Blick in die USA
Eine Wahl wie keine andere
Am 20. Januar 2021 wurde Joseph R. Biden in Washington D.C. als 46. Präsident der USA vereidigt. Die Zeit ab der Wahl am 3. November 2020 wird als größter Test für die Funktionsfähigkeit der amerikanischen Demokratie seit dem Sezessionskrieg zwischen Süd- und Nordstaaten in die US-Geschichte eingehen.
Sie war geprägt von unhaltbaren Wahlbetrugsvorwürfen Trumps und Teilen der republikanischen Partei.
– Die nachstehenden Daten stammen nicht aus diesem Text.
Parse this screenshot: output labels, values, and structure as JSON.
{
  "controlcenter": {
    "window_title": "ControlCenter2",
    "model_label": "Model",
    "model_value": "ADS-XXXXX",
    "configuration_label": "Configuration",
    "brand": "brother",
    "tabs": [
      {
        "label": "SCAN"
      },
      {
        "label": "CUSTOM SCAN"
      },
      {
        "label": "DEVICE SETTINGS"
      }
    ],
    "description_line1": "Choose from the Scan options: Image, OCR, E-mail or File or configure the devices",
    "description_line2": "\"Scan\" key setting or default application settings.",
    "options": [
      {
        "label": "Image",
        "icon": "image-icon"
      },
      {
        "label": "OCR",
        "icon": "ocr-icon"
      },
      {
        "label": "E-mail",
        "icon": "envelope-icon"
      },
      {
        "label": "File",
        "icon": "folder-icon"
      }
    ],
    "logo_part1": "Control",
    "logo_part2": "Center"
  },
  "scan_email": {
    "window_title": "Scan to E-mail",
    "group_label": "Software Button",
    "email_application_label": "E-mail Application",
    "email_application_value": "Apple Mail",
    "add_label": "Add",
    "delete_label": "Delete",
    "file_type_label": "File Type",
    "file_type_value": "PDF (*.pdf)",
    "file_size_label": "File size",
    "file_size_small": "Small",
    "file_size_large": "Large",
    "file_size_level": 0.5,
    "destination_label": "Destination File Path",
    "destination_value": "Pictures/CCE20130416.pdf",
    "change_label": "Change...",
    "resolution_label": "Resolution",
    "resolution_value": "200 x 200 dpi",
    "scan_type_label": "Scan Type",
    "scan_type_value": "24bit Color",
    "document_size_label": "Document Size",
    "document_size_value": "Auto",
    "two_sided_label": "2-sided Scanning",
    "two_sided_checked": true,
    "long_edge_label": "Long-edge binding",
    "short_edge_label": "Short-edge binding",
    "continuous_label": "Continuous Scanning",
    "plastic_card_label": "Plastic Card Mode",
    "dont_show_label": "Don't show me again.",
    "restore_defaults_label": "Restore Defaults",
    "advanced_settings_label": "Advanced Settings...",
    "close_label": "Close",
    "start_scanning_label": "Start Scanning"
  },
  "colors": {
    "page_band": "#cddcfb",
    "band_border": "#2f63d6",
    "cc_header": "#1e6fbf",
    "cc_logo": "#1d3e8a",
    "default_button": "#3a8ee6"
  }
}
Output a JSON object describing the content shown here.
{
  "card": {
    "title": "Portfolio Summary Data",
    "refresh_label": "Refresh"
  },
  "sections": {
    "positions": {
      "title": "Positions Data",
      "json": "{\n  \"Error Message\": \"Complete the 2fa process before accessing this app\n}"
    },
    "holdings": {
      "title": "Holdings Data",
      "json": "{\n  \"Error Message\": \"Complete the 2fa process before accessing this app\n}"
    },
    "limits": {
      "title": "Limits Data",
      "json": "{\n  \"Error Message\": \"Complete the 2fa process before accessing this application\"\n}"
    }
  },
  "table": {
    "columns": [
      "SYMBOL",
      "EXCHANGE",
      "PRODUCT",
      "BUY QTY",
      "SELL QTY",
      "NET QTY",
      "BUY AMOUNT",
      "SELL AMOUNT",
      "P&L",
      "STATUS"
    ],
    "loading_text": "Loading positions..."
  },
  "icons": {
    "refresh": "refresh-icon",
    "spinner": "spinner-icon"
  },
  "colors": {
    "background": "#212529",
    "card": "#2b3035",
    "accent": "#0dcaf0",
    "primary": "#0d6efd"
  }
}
Unfassbarer Höhepunkt der Proteste war die gewaltsame Erstürmung des Kapitols durch von Trump aufgehetzte Aufständische. Die Aufarbeitung der Geschehnisse wird lange dauern. Dennoch spricht alles dafür, dass Trump auch weiterhin an der Legende von der gestohlenen Wahl stricken wird und sich politisch weiter im Spiel halten will. Umso wichtiger, hier nochmals klipp und klar festzuhalten, dass es für Trumps Verschwörungstheorien von Wahlbetrug keinerlei Anhaltspunkte gibt. Das ist das eindeutige Ergebnis der internationalen OSZE-Wahlbeobachtungsmission, die mit einem 102-köpfigen Team aus Experten und Parlamentariern die Wahlen vor Ort beobachteten. Das Nichtzutreffen von Trumps Vorwürfen ist inzwischen in über 60 ober- und höchstgerichtlichen Urteilen von den Gerichten bestätigt worden.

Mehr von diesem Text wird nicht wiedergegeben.